How often does Python allocate? | Svelte Hacker News

zahlman 21 hours ago

A caveat applies to the entire analysis that CPython may be the reference implementation, but it's still just one implementation. This sort of thing may work totally differently in PyPy, and especially in implementations that make use of another garbage-collecting runtime, such as Jython.

> Let’s take out the print statement and see if it’s just the addition:

Just FWIW: the assignment is not required to prevent optimizing out the useless addition. It isn't doing any static analysis, so it doesn't know that `range` is the builtin, and thus doesn't know that `i` is an integer, and thus doesn't know that `+` will be side-effect-free.

> Nope, it seems there is a pre-allocated list of objects for integers in the range of -5 -> 1025. This would account for 1025 iterations of our loop but not for the rest.

1024 iterations, because the check is for numbers strictly less than `_PY_NSMALLPOSINTS` and the value computed is `i + 1` (so, `1` on the first iteration).

Interesting.
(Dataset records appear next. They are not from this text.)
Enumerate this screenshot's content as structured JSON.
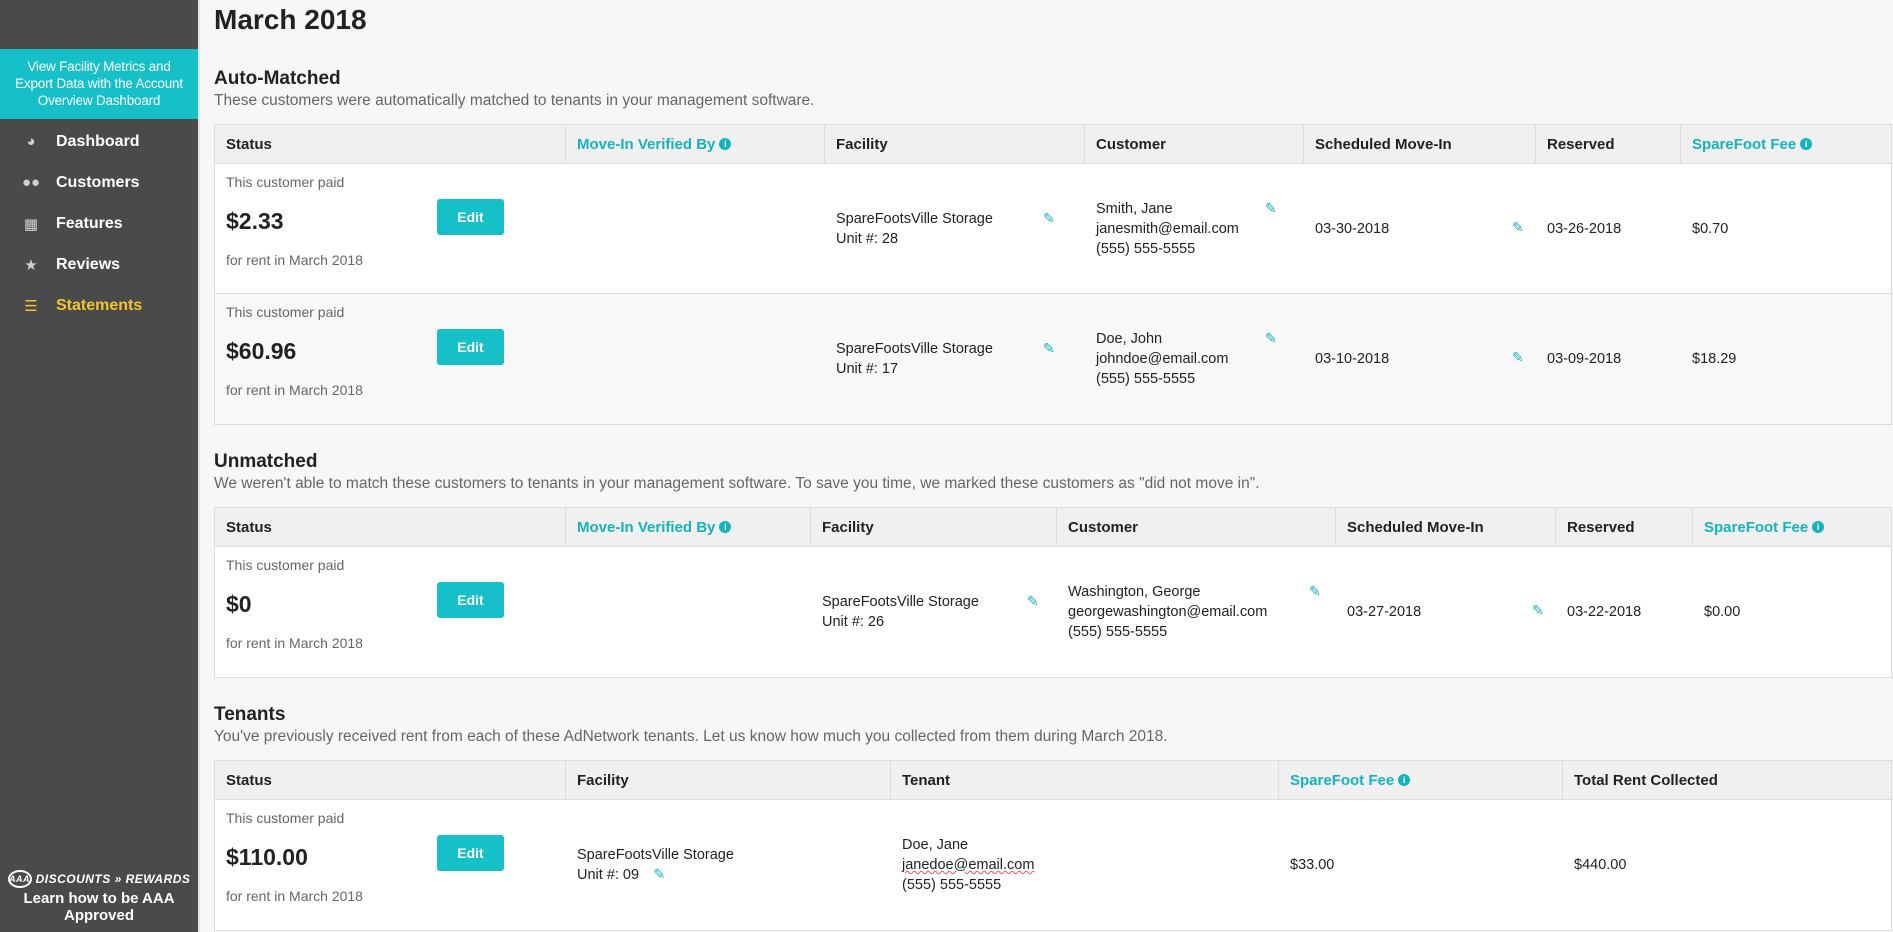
{
  "sidebar": {
    "promo": "View Facility Metrics and Export Data with the Account Overview Dashboard",
    "items": [
      {
        "label": "Dashboard",
        "icon": "dashboard-icon",
        "active": false
      },
      {
        "label": "Customers",
        "icon": "users-icon",
        "active": false
      },
      {
        "label": "Features",
        "icon": "building-icon",
        "active": false
      },
      {
        "label": "Reviews",
        "icon": "star-icon",
        "active": false
      },
      {
        "label": "Statements",
        "icon": "list-icon",
        "active": true
      }
    ],
    "aaa_logo": "AAA",
    "aaa_brand": "DISCOUNTS » REWARDS",
    "aaa_cta": "Learn how to be AAA Approved"
  },
  "page": {
    "month": "March 2018"
  },
  "common": {
    "paid_label": "This customer paid",
    "rent_note": "for rent in March 2018",
    "edit": "Edit"
  },
  "auto": {
    "title": "Auto-Matched",
    "desc": "These customers were automatically matched to tenants in your management software.",
    "headers": [
      "Status",
      "Move-In Verified By",
      "Facility",
      "Customer",
      "Scheduled Move-In",
      "Reserved",
      "SpareFoot Fee"
    ],
    "rows": [
      {
        "amount": "$2.33",
        "facility": "SpareFootsVille Storage",
        "unit": "Unit #: 28",
        "name": "Smith, Jane",
        "email": "janesmith@email.com",
        "phone": "(555) 555-5555",
        "movein": "03-30-2018",
        "reserved": "03-26-2018",
        "fee": "$0.70"
      },
      {
        "amount": "$60.96",
        "facility": "SpareFootsVille Storage",
        "unit": "Unit #: 17",
        "name": "Doe, John",
        "email": "johndoe@email.com",
        "phone": "(555) 555-5555",
        "movein": "03-10-2018",
        "reserved": "03-09-2018",
        "fee": "$18.29"
      }
    ]
  },
  "unmatched": {
    "title": "Unmatched",
    "desc": "We weren't able to match these customers to tenants in your management software. To save you time, we marked these customers as \"did not move in\".",
    "headers": [
      "Status",
      "Move-In Verified By",
      "Facility",
      "Customer",
      "Scheduled Move-In",
      "Reserved",
      "SpareFoot Fee"
    ],
    "rows": [
      {
        "amount": "$0",
        "facility": "SpareFootsVille Storage",
        "unit": "Unit #: 26",
        "name": "Washington, George",
        "email": "georgewashington@email.com",
        "phone": "(555) 555-5555",
        "movein": "03-27-2018",
        "reserved": "03-22-2018",
        "fee": "$0.00"
      }
    ]
  },
  "tenants": {
    "title": "Tenants",
    "desc": "You've previously received rent from each of these AdNetwork tenants. Let us know how much you collected from them during March 2018.",
    "headers": [
      "Status",
      "Facility",
      "Tenant",
      "SpareFoot Fee",
      "Total Rent Collected"
    ],
    "rows": [
      {
        "amount": "$110.00",
        "facility": "SpareFootsVille Storage",
        "unit": "Unit #: 09",
        "name": "Doe, Jane",
        "email": "janedoe@email.com",
        "phone": "(555) 555-5555",
        "fee": "$33.00",
        "total": "$440.00"
      }
    ]
  },
  "colors": {
    "accent": "#16c0c9",
    "sidebar": "#4a4a4a",
    "active": "#f4c430"
  }
}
I knew of them only ranging up to 256 (https://stackoverflow.com/questions/306313).

It turns out (https://github.com/python/cpython/commit/7ce25edb8f41e527ed4...) that the change is barely a month old in the repository; so it's not in 3.14 (https://github.com/python/cpython/blob/3.14/Include/internal...) and won't show up until 3.15.
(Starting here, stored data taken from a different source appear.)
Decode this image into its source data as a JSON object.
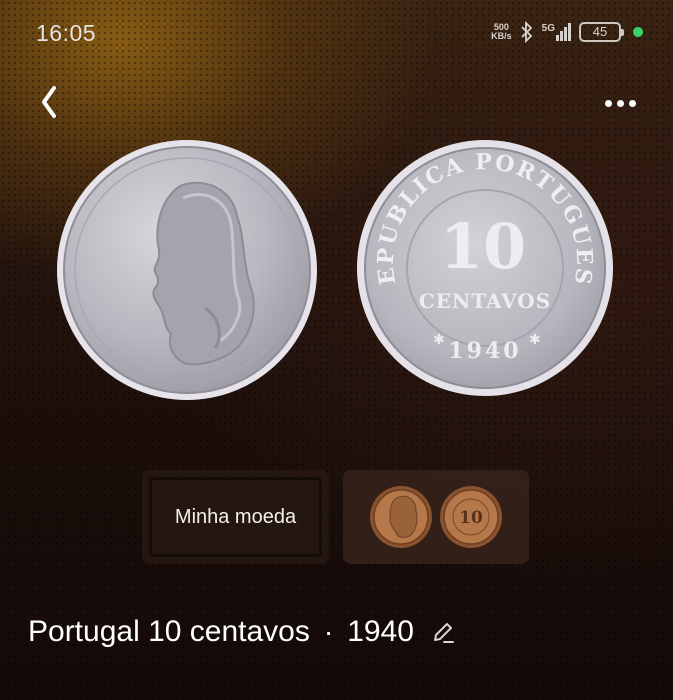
{
  "status": {
    "time": "16:05",
    "net_speed_value": "500",
    "net_speed_unit": "KB/s",
    "network": "5G",
    "battery": "45"
  },
  "icons": {
    "back": "chevron-left-icon",
    "more": "more-horizontal-icon",
    "bluetooth": "bluetooth-icon",
    "signal": "signal-icon",
    "edit": "pencil-icon"
  },
  "coin": {
    "obverse_alt": "Coin obverse: female head in profile",
    "reverse_text_top": "REPUBLICA PORTUGUESA",
    "reverse_value": "10",
    "reverse_unit": "CENTAVOS",
    "reverse_year": "1940"
  },
  "thumbnails": {
    "my_coin_label": "Minha moeda"
  },
  "title": {
    "name": "Portugal 10 centavos",
    "separator": "·",
    "year": "1940"
  },
  "colors": {
    "status_dot": "#37d46a",
    "coin_silver": "#c9c7cc",
    "coin_bronze": "#b5784a"
  }
}
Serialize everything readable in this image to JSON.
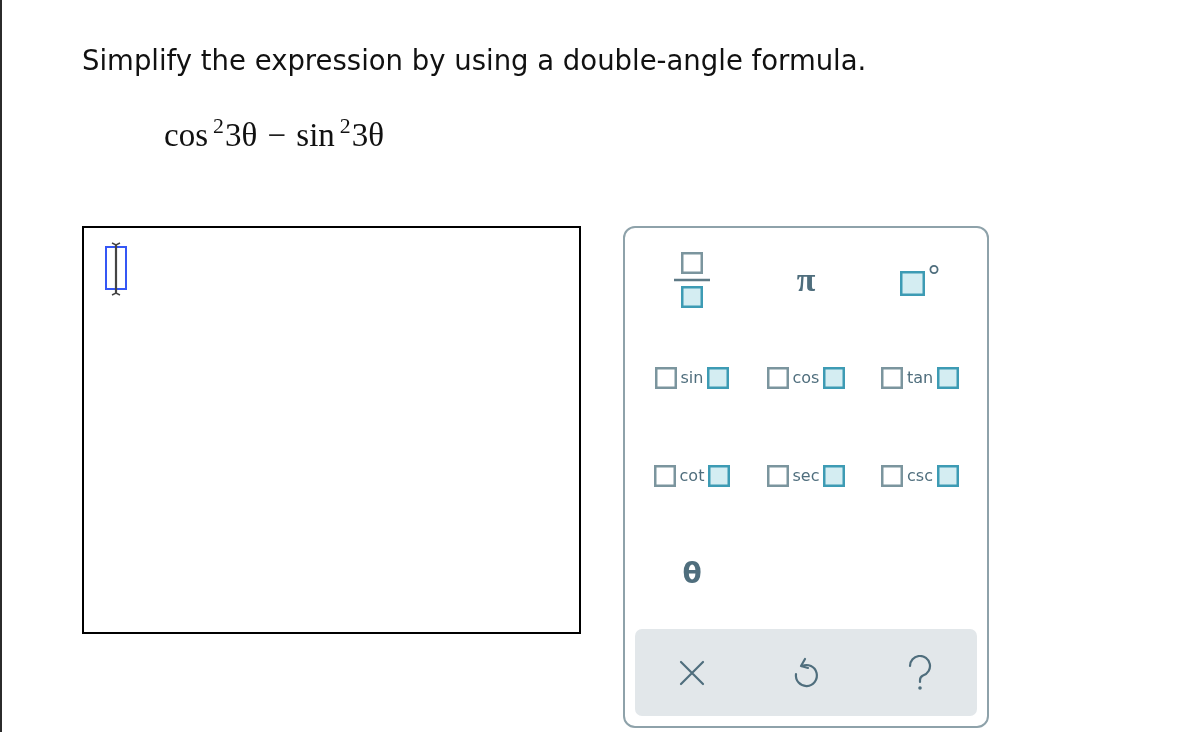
{
  "question": {
    "prompt": "Simplify the expression by using a double-angle formula.",
    "expression": "cos$^{2}$3θ − sin$^{2}$3θ"
  },
  "answer_box": {
    "focused": true
  },
  "keypad": {
    "keys": [
      {
        "kind": "fraction"
      },
      {
        "kind": "symbol",
        "label": "π"
      },
      {
        "kind": "degree"
      },
      {
        "kind": "function",
        "label": "sin"
      },
      {
        "kind": "function",
        "label": "cos"
      },
      {
        "kind": "function",
        "label": "tan"
      },
      {
        "kind": "function",
        "label": "cot"
      },
      {
        "kind": "function",
        "label": "sec"
      },
      {
        "kind": "function",
        "label": "csc"
      },
      {
        "kind": "variable",
        "label": "θ"
      }
    ],
    "actions": [
      {
        "kind": "clear"
      },
      {
        "kind": "undo"
      },
      {
        "kind": "help"
      }
    ]
  }
}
> Our script appears to actually be reusing most of the PyLongObject objects!

The interesting part is that it can somehow do this even though the values are increasing throughout the loop (i.e., to values not seen on previous iterations), and it also doesn't need to allocate for the value of `i` retrieved from the `range`.

> But realistically the majority of integers in a program are going to be less than 2^30 so why not introduce a fast path which skips this complicated code entirely?

This is the sort of thing where PRs to CPython are always welcome, to my understanding. It probably isn't a priority, or something that other devs have thought of, because that allocation presumably isn't a big deal compared to the time taken for the actual conversion, which in turn is normally happening because of some kind of I/O request. (Also, real programs probably do simple arithmetic on small numbers much more often than they string-format them.)